【和楽器バンド インタビュー】
『I vs I』はいわゆる
“抜いている楽曲”というのがない
和楽器バンドはバランス感覚が
めちゃくちゃ大事だと思っている
新曲の中では、アンプラグドに近い形態で澄んだ世界観を創出している「時の方舟」も聴き逃せません。
この曲は今作の中でもっとも柔らかいものを作ろうと思ったんです。スローなものということでは「そして、まほろば」もありますが、あの曲は展開がいろいろあって、やっぱりロックバラードという枠になると思うんですよ。それに対して最小の編成でオーガニックな雰囲気で成立させるというのもひとつのアプローチなので、思い切ってドラム、ベース、和太鼓は入れないことにしました。
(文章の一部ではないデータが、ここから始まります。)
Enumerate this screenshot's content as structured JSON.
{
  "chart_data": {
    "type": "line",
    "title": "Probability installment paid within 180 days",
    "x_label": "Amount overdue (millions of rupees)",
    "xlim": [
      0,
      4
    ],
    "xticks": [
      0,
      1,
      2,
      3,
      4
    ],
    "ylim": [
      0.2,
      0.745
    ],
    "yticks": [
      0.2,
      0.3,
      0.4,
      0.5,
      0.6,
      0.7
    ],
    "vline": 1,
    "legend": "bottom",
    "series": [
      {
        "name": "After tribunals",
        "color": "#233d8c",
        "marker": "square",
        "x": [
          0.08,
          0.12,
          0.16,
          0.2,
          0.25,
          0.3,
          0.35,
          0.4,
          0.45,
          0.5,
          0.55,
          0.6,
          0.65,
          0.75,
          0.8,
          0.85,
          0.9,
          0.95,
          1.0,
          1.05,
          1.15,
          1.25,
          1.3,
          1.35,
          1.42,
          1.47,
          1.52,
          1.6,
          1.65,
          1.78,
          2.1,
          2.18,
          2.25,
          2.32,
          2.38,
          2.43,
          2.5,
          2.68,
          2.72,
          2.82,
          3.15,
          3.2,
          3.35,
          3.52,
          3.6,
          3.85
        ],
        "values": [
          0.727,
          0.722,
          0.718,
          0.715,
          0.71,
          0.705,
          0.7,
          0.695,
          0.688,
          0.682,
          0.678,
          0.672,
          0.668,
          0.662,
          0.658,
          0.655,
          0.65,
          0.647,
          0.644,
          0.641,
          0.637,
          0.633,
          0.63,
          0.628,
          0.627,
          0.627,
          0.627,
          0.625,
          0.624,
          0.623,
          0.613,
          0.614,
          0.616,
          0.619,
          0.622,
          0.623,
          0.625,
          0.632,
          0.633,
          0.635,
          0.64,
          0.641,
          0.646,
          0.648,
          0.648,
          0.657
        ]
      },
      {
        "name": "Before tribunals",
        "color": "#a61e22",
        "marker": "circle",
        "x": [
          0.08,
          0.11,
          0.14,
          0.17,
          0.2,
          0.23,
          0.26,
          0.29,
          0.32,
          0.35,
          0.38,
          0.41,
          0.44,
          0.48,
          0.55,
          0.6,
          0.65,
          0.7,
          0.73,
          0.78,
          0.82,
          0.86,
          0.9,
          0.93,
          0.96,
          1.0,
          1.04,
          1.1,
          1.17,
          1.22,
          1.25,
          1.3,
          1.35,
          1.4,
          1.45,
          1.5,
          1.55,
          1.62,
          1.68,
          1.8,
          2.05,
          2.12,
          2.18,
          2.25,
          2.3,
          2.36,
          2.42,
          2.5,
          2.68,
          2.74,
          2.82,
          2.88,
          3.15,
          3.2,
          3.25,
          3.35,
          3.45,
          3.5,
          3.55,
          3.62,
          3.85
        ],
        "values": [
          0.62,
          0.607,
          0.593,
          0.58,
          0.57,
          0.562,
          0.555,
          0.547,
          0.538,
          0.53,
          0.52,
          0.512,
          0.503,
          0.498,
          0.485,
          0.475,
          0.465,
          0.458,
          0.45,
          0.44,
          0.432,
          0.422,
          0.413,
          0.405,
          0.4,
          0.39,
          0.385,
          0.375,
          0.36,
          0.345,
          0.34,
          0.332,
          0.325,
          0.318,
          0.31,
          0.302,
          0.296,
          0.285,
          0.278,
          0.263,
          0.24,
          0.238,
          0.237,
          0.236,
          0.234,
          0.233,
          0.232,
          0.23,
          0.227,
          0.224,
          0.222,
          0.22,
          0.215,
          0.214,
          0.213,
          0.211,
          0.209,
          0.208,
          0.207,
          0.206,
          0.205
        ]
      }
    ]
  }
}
上モノだけというのもそれはそれでいいと思うけど、作品へ没入感を高めたいと思った時に僕はアンビエントを使うのが好きなので、いろんなアンビの音を重ねていきました。
音数の少ない曲でいながら、細やかな技を効かせているんですね。「時の方舟」は沖縄感があることも印象的です。
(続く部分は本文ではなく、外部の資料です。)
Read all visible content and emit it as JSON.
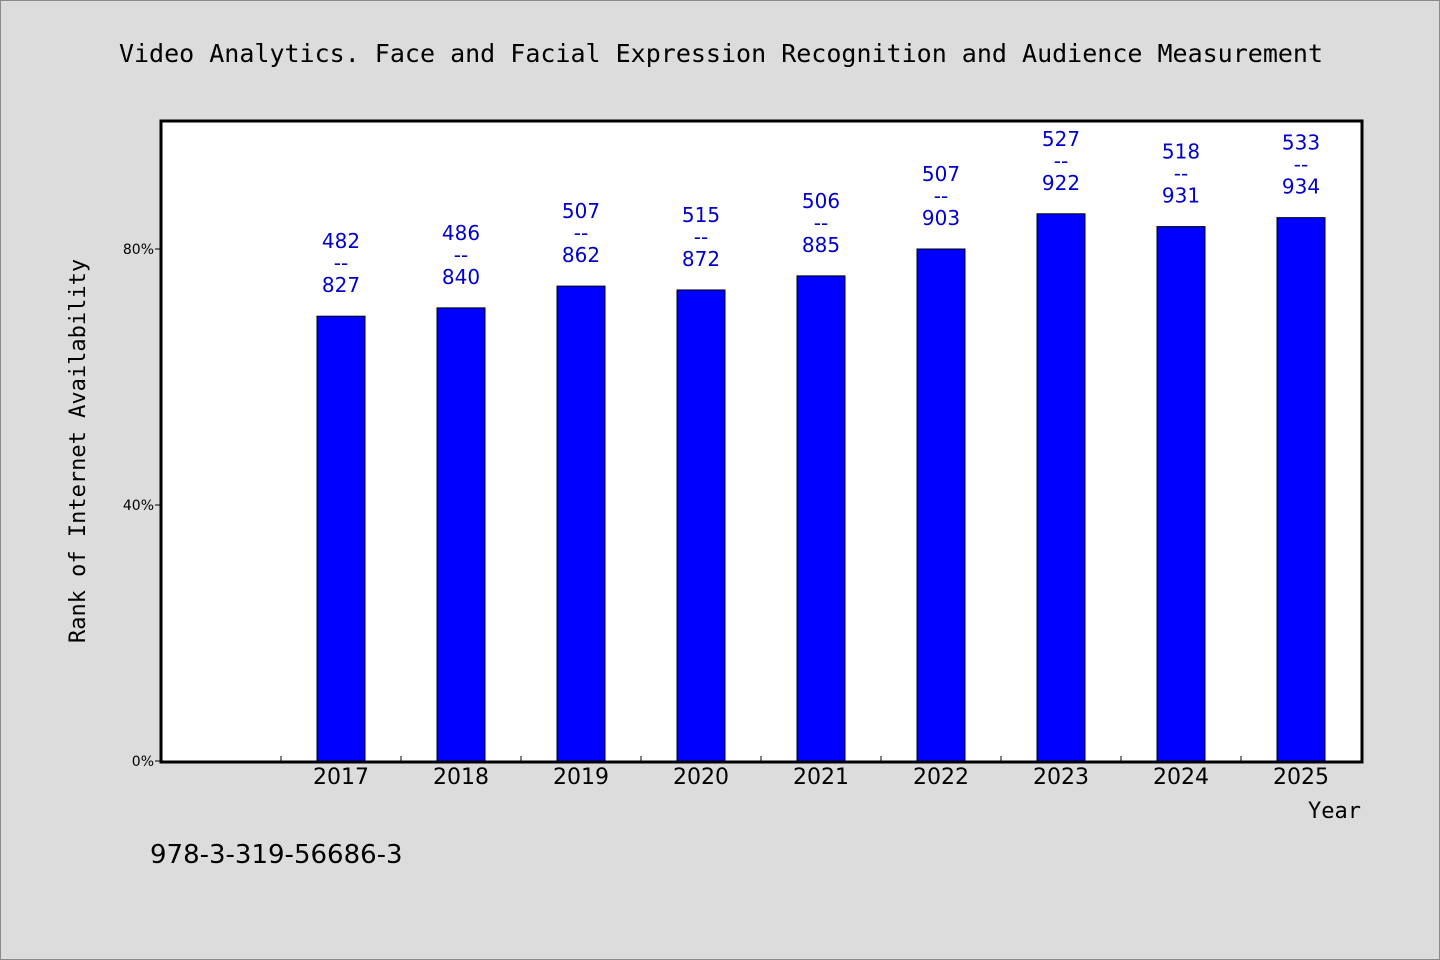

そこに関してはわりとコテコテのものにしようと思いましたが、自然と出てきた部分が大きいです。
“沖縄です!”ではなくて、ほのかに沖縄が香るさじ加減が絶妙で、その辺りからもセンスの良さを感じます。
和楽器バンドはバランス感覚がめちゃくちゃ大事だと思っているんです。“和”というものの混ぜ方のバランスというところで一歩間違えるとすごくダサいものになってしまうしちょっと敷居の高いものになってしまう。みなさんが普通に聴くロックやポップスとしてとらえていただける範囲で、なるべく我々が思うカッコ良いかたちというところに落とし込むようにしています。そういうバランス感覚が「時の方舟」でも自然と活かされたんじゃないかという気がしますね。あと、「時の方舟」は言葉選びもポイントで。なるべく美しい、きれいな日本語を使おうと思って歌詞を書きました。
言葉の美しさに加えて、死生観がテーマになっていることも注目です。
今回は“戦い”がコンセプトのアルバムなので、この曲も歌詞もそこに寄り添ったものになっています。戦の中では大勢の人が亡くなりますよね。それを俯瞰で描くという。日本語の美しい表現というのは俯瞰の表現が多い気がしているので、そういう手法をとりました。それに、この曲の2番の辺りの死生観とかは本当に僕が普段思っていることなんです。
“亡くなる命がある一方で、新たな生命が生まれる”ということが歌われていますね。
争いというのは片方が何かを得たいがために始めるわけじゃないですか。それで、お互いにボロボロに消耗し合って多くのものを失うけど、その中でも変わらずに新しく生まれてくる命とか、世代といったものがある。そうやって命は続いていくということを歌っています。
戦い合った同士も亡くなって魂に戻った瞬間に敵も味方もなくなるんだろうなと思ったりしました。前向きな死生観を綴った歌詞と沖縄が香る曲調が相まって、「時の方舟」は深く染みる一曲になっています。
ありがとうございます。この曲があることでラストの「BRAVE」にきれいに渡して、“戦いのあとに訪れる新世界”というところにうまく着地させられたんじゃないかと思います。
まったく同感です。そんな「BRAVE」は多幸感にあふれた煌びやかかつアッパーなナンバーですね。
「BRAVE」は山葵が原曲を作って、その1コーラスをもらい、そこから僕が膨らませていきました。アルバム本編11曲を走り切って最後はどういうふうに終わろうかと考えた時に、声だけの場所が欲しいと思ったんです。それで、1番のBメロはハンドクラップと歌だけにしました。
Bメロが最後はテーマになって、どんどん高揚していく流れが最高です。それに、「BRAVE」だけではありませんが、ドラムと和太鼓が一体になって“人力ブレークビート”を構築していることにも耳を惹かれました。
その辺りはこれまでバンドをやってきた中で生まれた、無言のコミュニケーションというか。アルバムを作るたびに“ドラムがこういうパターンだったら和太鼓はこういうパターンで”という候補を3つくらい考えるんです。全体としてどういうふうにフィールを作っていくかによって、その中から一番いいものをチョイスする。だから、和太鼓の黒流さんが用意してくれたものが僕が想像しているフィールと違っていて、“別のパターンでお願いします”と言うときもありますね。
ということは、この曲も“人力ブレークビートをやってやろう”ではなくて、心地良いと感じるところに持っていったら結果的にそうなったんですね?
はい。僕は基本的にアイディアありきで曲を作ったり、アレンジを考えたりすることはしないので。メロディーが呼んでいるところに持っていくようにしています。